Fri, 04/14/2017 - 13:00 to 14:00
In this talk, I bring together Brazil’s history and experience of miscegenation (race mixture), the complicated connections between race and socioeconomic class (such that money is said to “whiten”), and the separation made between cor (color) and raça (race) to argue for a distinction between “lightness” and “whiteness.” Drawing on everyday interactions collected across race and class lines, I show how people who live in Rio de Janeiro “read” the body for racial signs. The amount of whiteness a body displays is determined not only through observations of the phenotypical features associated with lightness, including skin color, hair texture, and facial features, but also through careful attention paid to cultural and linguistic practices, including the use (or avoidance) of nonstandard speech that is commonly described as slang (gíria).

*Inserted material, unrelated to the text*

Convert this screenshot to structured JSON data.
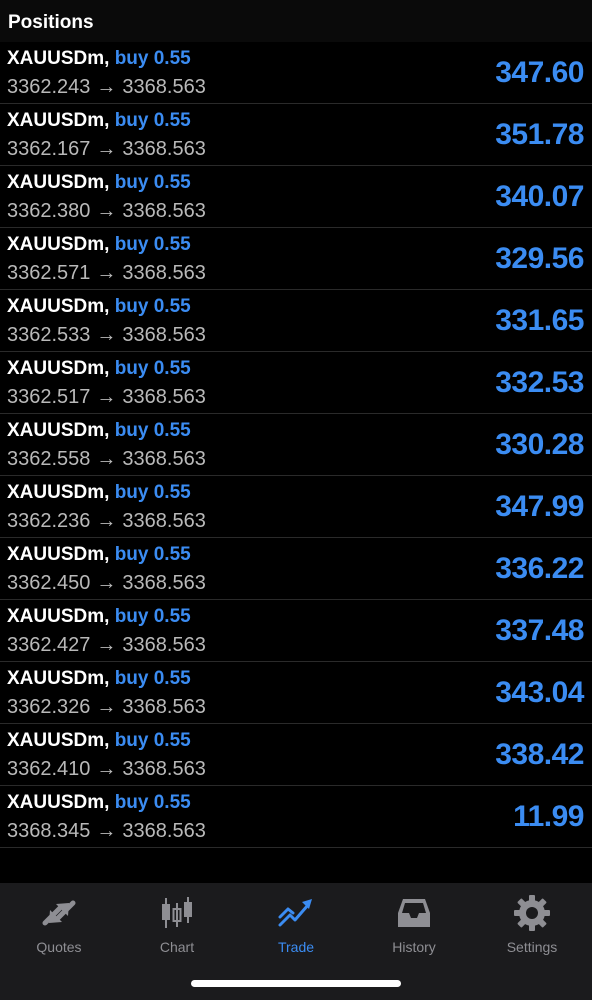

I suggest that analytically distinguishing phenotype from embodied practices and racial sensibilities allows us to better understand how whiteness retains its power, offers privilege, and upholds racial hierarchy, even as it remains embaixo do pano (under the tablecloth).
Jennifer Roth-Gordon is Associate Professor of Anthropology at the University of Arizona, and affiliated faculty in the Center for Latin American Studies and Second Language Acquisition and Teaching (SLAT). Her book, Race and the Brazilian Body: Blackness, Whiteness, and Everyday Language in Rio de Janeiro, has just been published by University of California Press (January 2017).